Réalisé par Maurice Ronet pour le petit écran, Bartleby est main­tenant présenté sur les grands écrans des cinémas.

En 25 ans de carrière de co­médien, c' est seulement la deuxième expérience de réalisa­teur (si l'on excepte les courts métrages, dont Vers l'Ile des dra­gons qui complète le programme Bartleby) de cet acteur exigeant, cultivé, et qui, bien qu'aimant énormément son métier, ne peut se satisfaire d'être seulement in­terprète.

 

« — J'ai porté en moi Bartleby pendant 11 ans, raconte-t-il. Au­cun producteur n'en voulait. L'a­mitié de Marcel Jullian m'a per­mis de le réaliser pour Anten­ne 2. Je crois que c'est là un rôle intéressant de la télévision de favoriser des oeuvres hors de tout critère de rentabilité, être un banc d'essai. Si j'en juge par les réactions ayant suivi l'émis­sion télévisée, mon film est po­pulaire, et je pense qu'il peut gagner beaucoup à être projeté dans l'intimité des salles de ci­néma. »

Bartleby est un commis d'huis­sier pâle, effacé, mystérieux, dont on ne sait rien, ni d'où il vient, ni où il va, ni ce qu'il désire. Mais, refusant toutes les compromis­sions que la société lui impose, se murant dans l'immobilisme, il va perturber un monde trop orga­nisé, amener son patron à la ruine et même à la prison.

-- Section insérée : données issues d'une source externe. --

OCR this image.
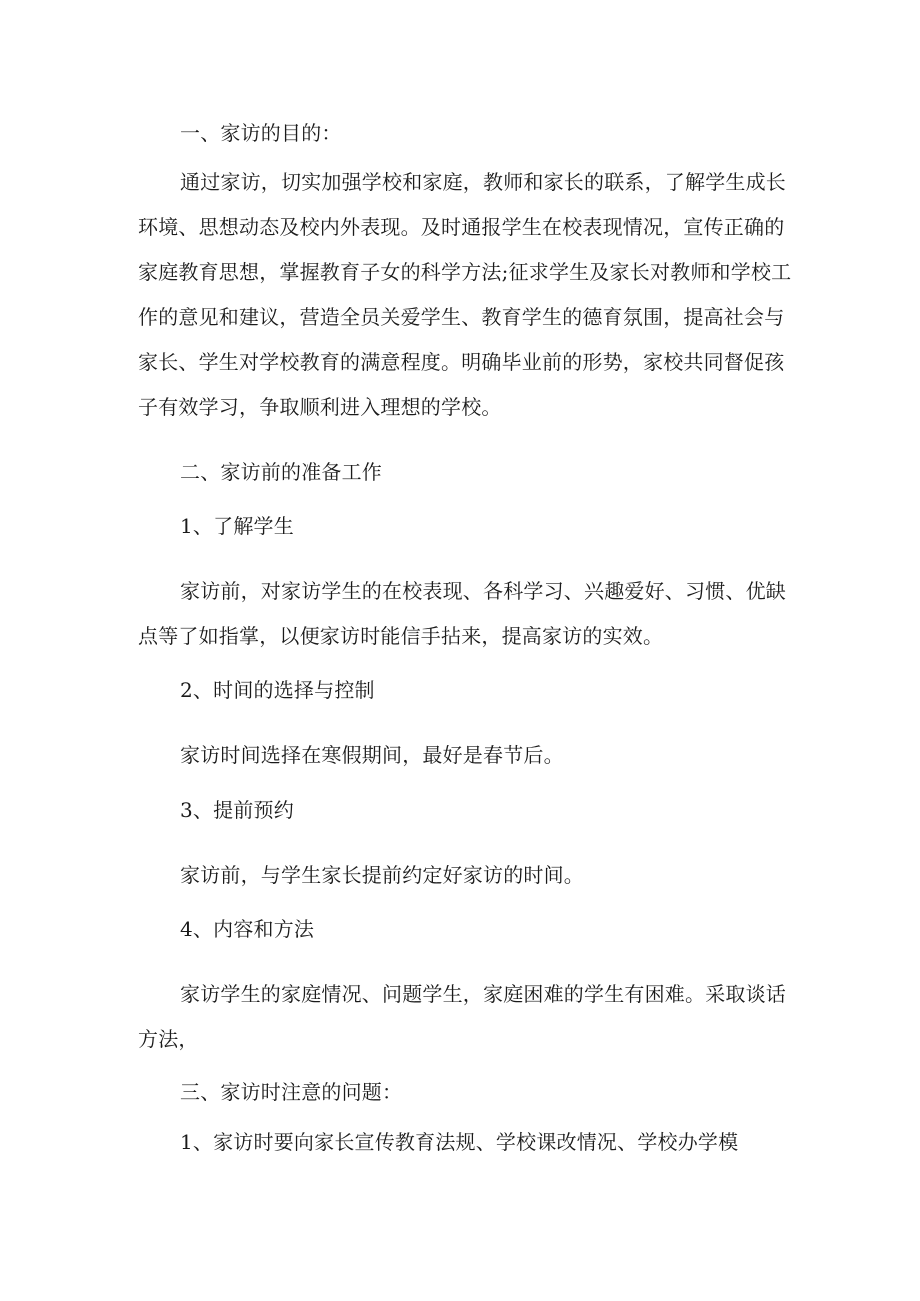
一、家访的目的：
通过家访，切实加强学校和家庭，教师和家长的联系，了解学生成长
环境、思想动态及校内外表现。及时通报学生在校表现情况，宣传正确的
家庭教育思想，掌握教育子女的科学方法;征求学生及家长对教师和学校工
作的意见和建议，营造全员关爱学生、教育学生的德育氛围，提高社会与
家长、学生对学校教育的满意程度。明确毕业前的形势，家校共同督促孩
子有效学习，争取顺利进入理想的学校。
二、家访前的准备工作
1、了解学生
家访前，对家访学生的在校表现、各科学习、兴趣爱好、习惯、优缺
点等了如指掌，以便家访时能信手拈来，提高家访的实效。
2、时间的选择与控制
家访时间选择在寒假期间，最好是春节后。
3、提前预约
家访前，与学生家长提前约定好家访的时间。
4、内容和方法
家访学生的家庭情况、问题学生，家庭困难的学生有困难。采取谈话
方法，
三、家访时注意的问题：
1、家访时要向家长宣传教育法规、学校课改情况、学校办学模
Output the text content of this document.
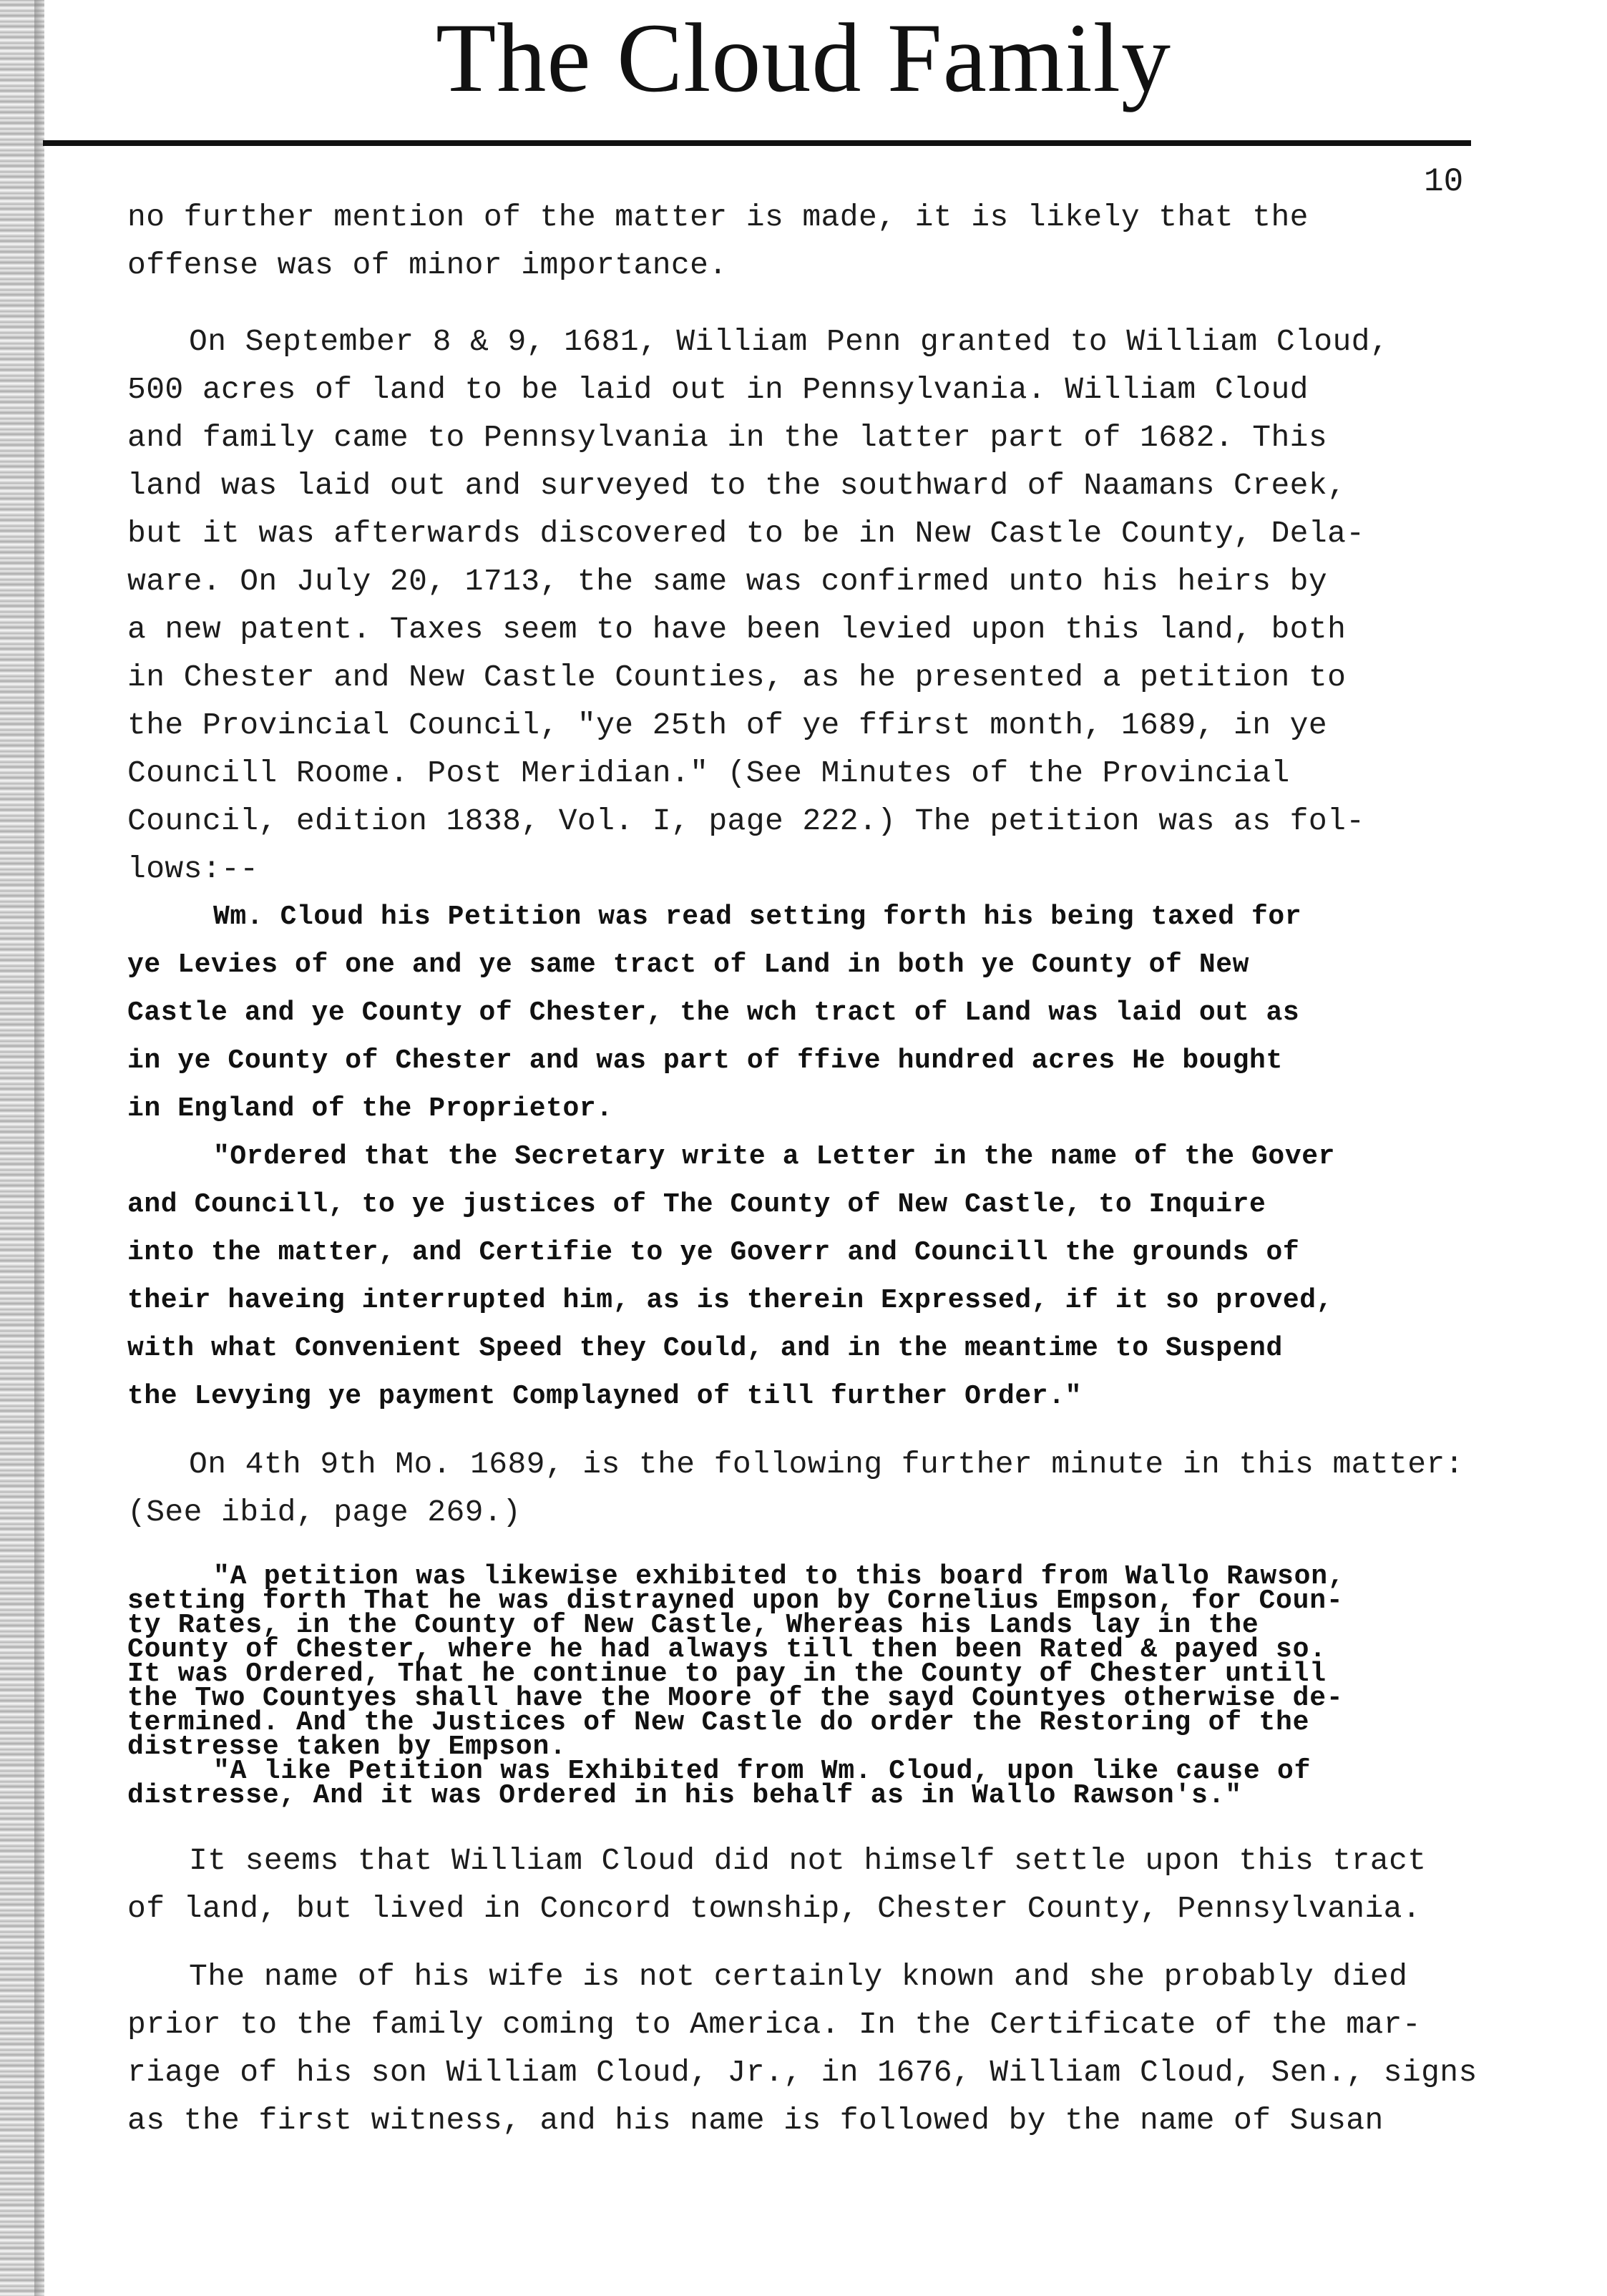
The Cloud Family
10

no further mention of the matter is made, it is likely that the
offense was of minor importance.

On September 8 & 9, 1681, William Penn granted to William Cloud,
500 acres of land to be laid out in Pennsylvania. William Cloud
and family came to Pennsylvania in the latter part of 1682. This
land was laid out and surveyed to the southward of Naamans Creek,
but it was afterwards discovered to be in New Castle County, Dela-
ware. On July 20, 1713, the same was confirmed unto his heirs by
a new patent. Taxes seem to have been levied upon this land, both
in Chester and New Castle Counties, as he presented a petition to
the Provincial Council, "ye 25th of ye ffirst month, 1689, in ye
Councill Roome. Post Meridian." (See Minutes of the Provincial
Council, edition 1838, Vol. I, page 222.) The petition was as fol-
lows:--

Wm. Cloud his Petition was read setting forth his being taxed for
ye Levies of one and ye same tract of Land in both ye County of New
Castle and ye County of Chester, the wch tract of Land was laid out as
in ye County of Chester and was part of ffive hundred acres He bought
in England of the Proprietor.

"Ordered that the Secretary write a Letter in the name of the Gover
and Councill, to ye justices of The County of New Castle, to Inquire
into the matter, and Certifie to ye Goverr and Councill the grounds of
their haveing interrupted him, as is therein Expressed, if it so proved,
with what Convenient Speed they Could, and in the meantime to Suspend
the Levying ye payment Complayned of till further Order."

On 4th 9th Mo. 1689, is the following further minute in this matter:
(See ibid, page 269.)

"A petition was likewise exhibited to this board from Wallo Rawson,
setting forth That he was distrayned upon by Cornelius Empson, for Coun-
ty Rates, in the County of New Castle, Whereas his Lands lay in the
County of Chester, where he had always till then been Rated & payed so.
It was Ordered, That he continue to pay in the County of Chester untill
the Two Countyes shall have the Moore of the sayd Countyes otherwise de-
termined. And the Justices of New Castle do order the Restoring of the
distresse taken by Empson.
"A like Petition was Exhibited from Wm. Cloud, upon like cause of
distresse, And it was Ordered in his behalf as in Wallo Rawson's."

It seems that William Cloud did not himself settle upon this tract
of land, but lived in Concord township, Chester County, Pennsylvania.

The name of his wife is not certainly known and she probably died
prior to the family coming to America. In the Certificate of the mar-
riage of his son William Cloud, Jr., in 1676, William Cloud, Sen., signs
as the first witness, and his name is followed by the name of Susan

« — C'est, commente Ronet, l'histoire d'un homme simple, dé­nué de tout échange, ce qui, lorsqu'il s'introduit dans l'univers des gens « normaux », dérange, bouleverse, perturbe. Un person­nage qui ne pouvait que me fasci­ner, même s'il ne me ressemble pas tout à fait. Mais je souffre comme lui des maux de notre ci­vilisation, la difficulté de commu­niquer, l'hypocrisie, la médiocri­té, la démission.

        — N'avez-vous pas eu envie de le jouer?

— Quand j'ai pensé à adapter la nouvelle de Melville, je ne voyais que moi pour le rôle. Et depuis, il m'a tout le temps obsé­dé. Pour éliminer cette obsession, je faisais des essais avec d'au­tres comédiens et, naturellement, ils ne me plaisaient jamais puis­que, inconsciemment, je ne vou­lais que moi en Bartleby. Heu­reusement, le temps a passé, je n'ai plus eu l'âge, le physique, le moral. J'ai été libéré quand j'ai pu enfin accepter qu'un autre, Maxence Mailfort, jouerait ce per­sonnage.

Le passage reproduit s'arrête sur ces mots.